Recuerdo una mañana en que se hacía la limpieza en el templo y vino a mí una
señora que, al barrer, había encontrado una alianza, un anillo de bodas: en el
interior del mismo iba una fecha escrita. Pensé -porque es así la costumbre- que
tal fecha correspondería al día de la celebración del matrimonio. Me fui a los
libros del archivo parroquial: ¿habría algún matrimonio celebrado en mi
parroquia en aquella fecha?
Mi alegría fue grande cuando comprobé que sí.
Luego empezó la identificación de los contrayentes ¿dónde habitarían ahora?

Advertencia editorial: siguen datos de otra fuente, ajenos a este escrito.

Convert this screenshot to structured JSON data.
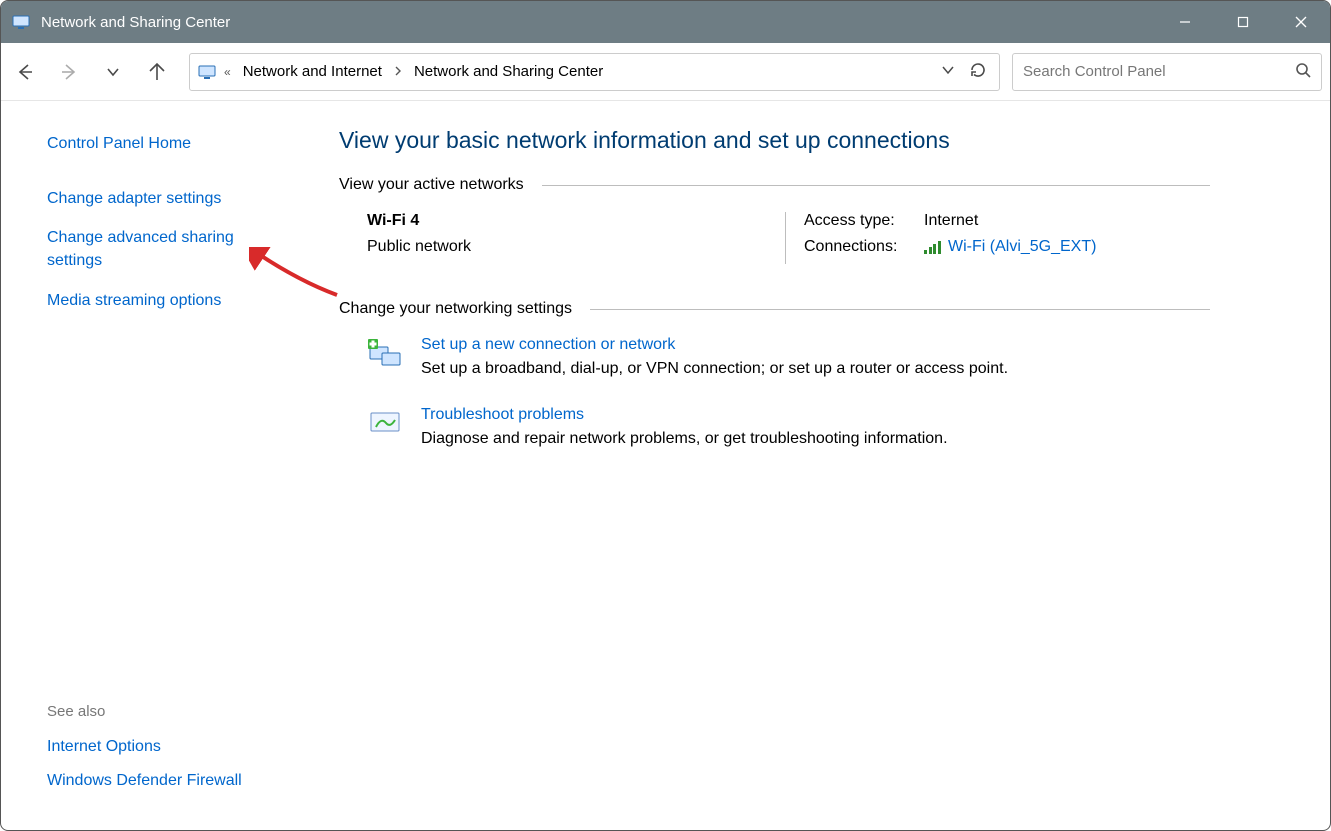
{
  "window": {
    "title": "Network and Sharing Center"
  },
  "breadcrumb": {
    "parent": "Network and Internet",
    "current": "Network and Sharing Center"
  },
  "search": {
    "placeholder": "Search Control Panel"
  },
  "sidebar": {
    "home": "Control Panel Home",
    "links": [
      "Change adapter settings",
      "Change advanced sharing settings",
      "Media streaming options"
    ],
    "see_also_header": "See also",
    "see_also": [
      "Internet Options",
      "Windows Defender Firewall"
    ]
  },
  "main": {
    "title": "View your basic network information and set up connections",
    "section_active": "View your active networks",
    "network": {
      "name": "Wi-Fi 4",
      "type": "Public network",
      "access_label": "Access type:",
      "access_value": "Internet",
      "conn_label": "Connections:",
      "conn_value": "Wi-Fi (Alvi_5G_EXT)"
    },
    "section_change": "Change your networking settings",
    "items": [
      {
        "title": "Set up a new connection or network",
        "desc": "Set up a broadband, dial-up, or VPN connection; or set up a router or access point."
      },
      {
        "title": "Troubleshoot problems",
        "desc": "Diagnose and repair network problems, or get troubleshooting information."
      }
    ]
  }
}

Una
búsqueda que no fue laboriosa y que me llevó a la casa de esa familia.
Por esas razones inexplicables y quizá por la hora intempestiva en que llamé al
piso, noté que al abrirme la puerta ellos quedaron extrañados; pero de la
extrañeza pasaron a la alegría cuando les pregunté si habían perdido algo y les
dije “porque Uds. se casaron tal día”. La exclamación de los esposos fue un
grito de júbilo: “¡La alianza; ha aparecido la alianza!”.
Y me contaron los días de tristeza que habían pasado, sus afanes en la búsqueda
revolviendo la casa entera.
Y ¡mira por donde! Se había perdido la alianza (¡y se había encontrado!) en la
iglesia.
Unos días antes habían bautizado a su niño recién nacido y en esa ocasión, en
algún movimiento mientras se tomaba al niño en brazos para bautizarlo, se cayó
la alianza.
Aquella anécdota nos sirvió a ellos y a mí para hablar mucho, para sacar
lecciones y enseñanzas.
La primera, que cuando algún matrimonio se enfría en su amor, -se abren
distancias entre ellos: como “si se perdiera” la alianza- son precisamente los
hijos los que sirven para unir otra vez y mantener siempre unidas esas dos vidas
de padre y madre. ¡Qué precioso sería que los padres se sentaran con frecuencia
a hablar de sus hijos! Es bonito embelesarse los dos mirando a la cunita donde
duerme su bebé; pero es más bonito después sentarse los dos a hablar de cómo
ayudar a ese niño a crecer. ¡Valor del diálogo conyugal! Diálogo para hablar de
los hijos. Es para una de las pocas cosas para las que hay que dejar guardado el
reloj, porque se hable “a fondo perdido y sin intereses”.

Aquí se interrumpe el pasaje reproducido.